Monday, March 27, 2017


We have long since discovered and named our various body parts, both internal and external. While no part of the body is without purpose, there are some that can be removed and we may still live a life of quality.

That is not true for the heart or the brain.

The brain governs all the functions of the body. It is the "command center" if you will, controlling both voluntary and involuntary functions of the organism.

However, there is a part of the human organism which controls the quality of life that has not yet been discovered. It has been identified, but not found. We do not know its location within the frame, nor its size, though it is usually associated with the brain.

We know that without it, one's quality of life is diminished to the point of needing constant assistance and supervision.

We call this phantom-like phenomenon the mind.
"The mind is a set of cognitive faculties including consciousness, perception, thinking, judgement, and memory. It is usually defined as the faculty of an entity's reasoning and thoughts. It holds the power of imagination, recognition, and appreciation, and is responsible for processing feelings and emotions, resulting in attitudes and actions.
There is no universally agreed definition of what a mind is and what its distinguishing properties are, although there is a lengthy tradition of inquiries in philosophy, religion, psychology, and cognitive science."

We use the mind to think.
We use the mind to control our attitude.

The mind is referenced many times in the Bible, often directly as "mind" and other times as "heart;" but always as that which plays an important part in a successful Christian life.

By "successful Christian life" I do not mean success in this world as a Christian. That is certainly a possibility, and the mind is a necessary player; but I am talking about the biblical standard of success as measured by coming "to such unity in our faith and knowledge of God’s Son that we will be mature in the Lord, measuring up to the full and complete standard of Christ." (Eph. 4:13 NLT)

I want to focus on two verses that will point us in the direction of biblical, Christ-like success—1 Cor. 2:16 and Phil. 2:5.
"For, "Who can know the LORD's thoughts? Who knows enough to teach him?" But we understand these things, for we have the mind of Christ.[1Co 2:16 NLT] (emphasis added)
"We have the mind of Christ" is often quoted as a matter of positive confession. It is supposedly a statement of a 'positional reality' that may not yet be fully realized in one's life. In my experience, however, I usually see this used as a justification for whatever a person may be doing/thinking regardless of its proximity to righteousness.

Before we can take a verse out of its context, we must first discover the contextual truth being taught.
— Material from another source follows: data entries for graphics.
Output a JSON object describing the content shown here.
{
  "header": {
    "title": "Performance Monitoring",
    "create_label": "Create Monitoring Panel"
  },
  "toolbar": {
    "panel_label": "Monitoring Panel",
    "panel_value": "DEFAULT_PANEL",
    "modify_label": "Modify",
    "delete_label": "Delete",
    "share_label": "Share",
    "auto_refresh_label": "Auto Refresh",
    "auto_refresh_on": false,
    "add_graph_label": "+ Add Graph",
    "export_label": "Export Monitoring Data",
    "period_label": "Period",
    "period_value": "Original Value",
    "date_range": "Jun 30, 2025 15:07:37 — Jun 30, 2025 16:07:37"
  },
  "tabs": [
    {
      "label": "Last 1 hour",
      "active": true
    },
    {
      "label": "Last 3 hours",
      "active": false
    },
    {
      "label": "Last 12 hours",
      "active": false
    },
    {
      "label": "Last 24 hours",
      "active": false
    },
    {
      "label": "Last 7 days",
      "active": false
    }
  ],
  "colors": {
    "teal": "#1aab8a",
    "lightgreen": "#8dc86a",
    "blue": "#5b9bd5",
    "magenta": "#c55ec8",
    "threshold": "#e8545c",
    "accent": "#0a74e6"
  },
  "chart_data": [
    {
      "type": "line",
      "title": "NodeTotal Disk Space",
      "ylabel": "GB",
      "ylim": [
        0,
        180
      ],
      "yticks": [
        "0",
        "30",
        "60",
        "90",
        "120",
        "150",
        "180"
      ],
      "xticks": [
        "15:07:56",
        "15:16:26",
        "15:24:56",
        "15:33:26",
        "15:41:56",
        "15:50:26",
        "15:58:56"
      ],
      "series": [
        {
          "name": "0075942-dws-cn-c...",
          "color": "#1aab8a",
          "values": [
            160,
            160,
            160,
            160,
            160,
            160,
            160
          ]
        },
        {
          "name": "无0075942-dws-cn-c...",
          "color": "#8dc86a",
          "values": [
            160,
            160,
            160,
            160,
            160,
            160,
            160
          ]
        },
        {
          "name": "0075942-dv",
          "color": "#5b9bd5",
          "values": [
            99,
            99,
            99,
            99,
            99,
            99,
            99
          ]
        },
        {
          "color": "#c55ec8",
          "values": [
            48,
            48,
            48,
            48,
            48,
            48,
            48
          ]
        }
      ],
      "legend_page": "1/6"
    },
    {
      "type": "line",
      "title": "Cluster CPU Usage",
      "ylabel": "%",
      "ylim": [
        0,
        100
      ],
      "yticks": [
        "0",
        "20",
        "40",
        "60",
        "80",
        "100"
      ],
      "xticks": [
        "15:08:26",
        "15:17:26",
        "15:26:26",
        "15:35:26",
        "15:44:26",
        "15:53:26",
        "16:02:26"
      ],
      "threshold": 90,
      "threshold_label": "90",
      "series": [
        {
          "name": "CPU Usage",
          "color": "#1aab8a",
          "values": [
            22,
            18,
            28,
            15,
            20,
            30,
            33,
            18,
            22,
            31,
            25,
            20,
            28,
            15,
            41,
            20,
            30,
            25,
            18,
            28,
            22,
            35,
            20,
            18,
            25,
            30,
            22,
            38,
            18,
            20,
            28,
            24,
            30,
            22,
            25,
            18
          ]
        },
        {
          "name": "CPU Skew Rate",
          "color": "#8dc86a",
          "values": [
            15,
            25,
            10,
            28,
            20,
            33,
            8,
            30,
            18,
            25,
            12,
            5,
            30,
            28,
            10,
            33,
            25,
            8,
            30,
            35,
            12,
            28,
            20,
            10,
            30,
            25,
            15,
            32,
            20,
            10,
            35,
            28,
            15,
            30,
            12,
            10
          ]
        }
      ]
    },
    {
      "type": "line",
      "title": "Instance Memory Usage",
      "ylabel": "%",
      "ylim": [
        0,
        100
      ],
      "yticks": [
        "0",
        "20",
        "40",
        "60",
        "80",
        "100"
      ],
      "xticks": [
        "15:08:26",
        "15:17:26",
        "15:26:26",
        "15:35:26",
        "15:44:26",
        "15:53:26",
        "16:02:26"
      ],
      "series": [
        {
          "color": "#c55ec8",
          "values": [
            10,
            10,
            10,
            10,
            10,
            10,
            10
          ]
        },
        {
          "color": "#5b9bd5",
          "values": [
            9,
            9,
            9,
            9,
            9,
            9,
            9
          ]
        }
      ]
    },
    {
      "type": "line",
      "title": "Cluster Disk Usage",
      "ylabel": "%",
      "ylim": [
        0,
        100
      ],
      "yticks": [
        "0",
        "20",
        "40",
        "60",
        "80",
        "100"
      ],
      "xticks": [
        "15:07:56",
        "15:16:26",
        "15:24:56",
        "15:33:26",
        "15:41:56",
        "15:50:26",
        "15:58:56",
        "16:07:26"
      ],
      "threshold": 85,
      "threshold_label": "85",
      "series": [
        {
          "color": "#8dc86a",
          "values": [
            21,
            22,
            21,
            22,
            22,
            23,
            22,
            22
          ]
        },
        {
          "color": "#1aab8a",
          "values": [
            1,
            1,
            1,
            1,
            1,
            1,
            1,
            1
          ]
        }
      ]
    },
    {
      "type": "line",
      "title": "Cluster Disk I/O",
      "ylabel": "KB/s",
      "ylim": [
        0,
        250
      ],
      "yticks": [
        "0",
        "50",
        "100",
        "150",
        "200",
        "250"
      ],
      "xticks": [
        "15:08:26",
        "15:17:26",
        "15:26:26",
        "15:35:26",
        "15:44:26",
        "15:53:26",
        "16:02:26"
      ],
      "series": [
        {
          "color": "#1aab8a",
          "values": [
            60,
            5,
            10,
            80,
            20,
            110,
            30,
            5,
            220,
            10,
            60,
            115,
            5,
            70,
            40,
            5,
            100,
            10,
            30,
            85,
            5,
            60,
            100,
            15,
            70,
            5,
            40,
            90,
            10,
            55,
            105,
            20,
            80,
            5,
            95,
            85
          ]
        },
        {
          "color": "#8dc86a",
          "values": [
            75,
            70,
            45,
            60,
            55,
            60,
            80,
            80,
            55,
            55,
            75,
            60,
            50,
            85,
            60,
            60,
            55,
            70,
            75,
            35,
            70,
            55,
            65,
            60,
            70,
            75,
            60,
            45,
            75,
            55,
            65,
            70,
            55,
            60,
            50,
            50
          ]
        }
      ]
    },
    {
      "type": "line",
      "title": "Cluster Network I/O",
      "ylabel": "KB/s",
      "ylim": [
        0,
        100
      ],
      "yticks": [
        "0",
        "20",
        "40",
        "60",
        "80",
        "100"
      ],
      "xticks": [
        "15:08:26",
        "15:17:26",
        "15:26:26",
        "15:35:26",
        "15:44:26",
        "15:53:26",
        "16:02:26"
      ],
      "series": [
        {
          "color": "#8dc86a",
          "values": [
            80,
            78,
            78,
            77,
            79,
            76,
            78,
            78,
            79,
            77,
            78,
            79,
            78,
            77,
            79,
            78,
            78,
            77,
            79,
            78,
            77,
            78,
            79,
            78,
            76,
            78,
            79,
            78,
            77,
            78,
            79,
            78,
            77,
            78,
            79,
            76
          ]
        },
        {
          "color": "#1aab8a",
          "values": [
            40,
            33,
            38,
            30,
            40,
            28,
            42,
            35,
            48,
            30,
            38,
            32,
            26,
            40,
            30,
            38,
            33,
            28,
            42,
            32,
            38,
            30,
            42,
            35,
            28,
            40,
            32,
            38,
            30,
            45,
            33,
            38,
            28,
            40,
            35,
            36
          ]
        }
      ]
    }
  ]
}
In this particular case, we have just a phrase being yanked out of context to make a statement that is most often far removed from reality.

Just a casual look at the passage which includes this phrase will reveal that Paul is making a statement about himself, not about the body of believers in general. (consider the whole passage of 1 Cor. 2:13-16)

Is it therefore wrong to claim this part of the verse for oneself? No. Not if it is true.

However, taken by itself, without consideration of other scripture, will most often render the statement false. In fact, if you will stay with me here, I will show that you will probably never use that statement once it becomes a reality in your life.

What is the mind of Christ?

Do we have any indication in Scripture? Is there a way we can define that aspect of divinity to which we so boldly lay claim?

Yes. There is.
"You must have the same attitude that Christ Jesus had. Though he was God, he did not think of equality with God as something to cling to. Instead, he gave up his divine privileges; he took the humble position of a slave and was born as a human being. When he appeared in human form, he humbled himself in obedience to God and died a criminal's death on a cross. [Phl 2:5-8 NLT] 
The KJV says to "Let this mind be in you, which was also in Christ Jesus. (v. 5)

There are two things to notice concerning the importance of this passage.

1.) The importance of this section is often lost in the midst of a theological debate as to Jesus' divinity while on earth in human form. The argument centers around the question, "Of what did Jesus empty Himself?" While that may matter in certain circles, it obliterates the central truth the Holy Spirit would convey in this section.

2.) The importance of this passage is contained in the command (KJV); the admonition (NLT) of the opening line—we are to have the same mind/attitude that Christ Jesus exhibited as a man. Paul then goes on to describe what that mind looks like.


Is that what you see when you hear someone quote 1 Cor. 2:16 for themselves? Is that what you are saying when you quote it for yourself?

Humility governed His actions. If we are to have the mind of Christ, then we will be governed by humility in our pursuits of this life.

Have you attained to His level of humility?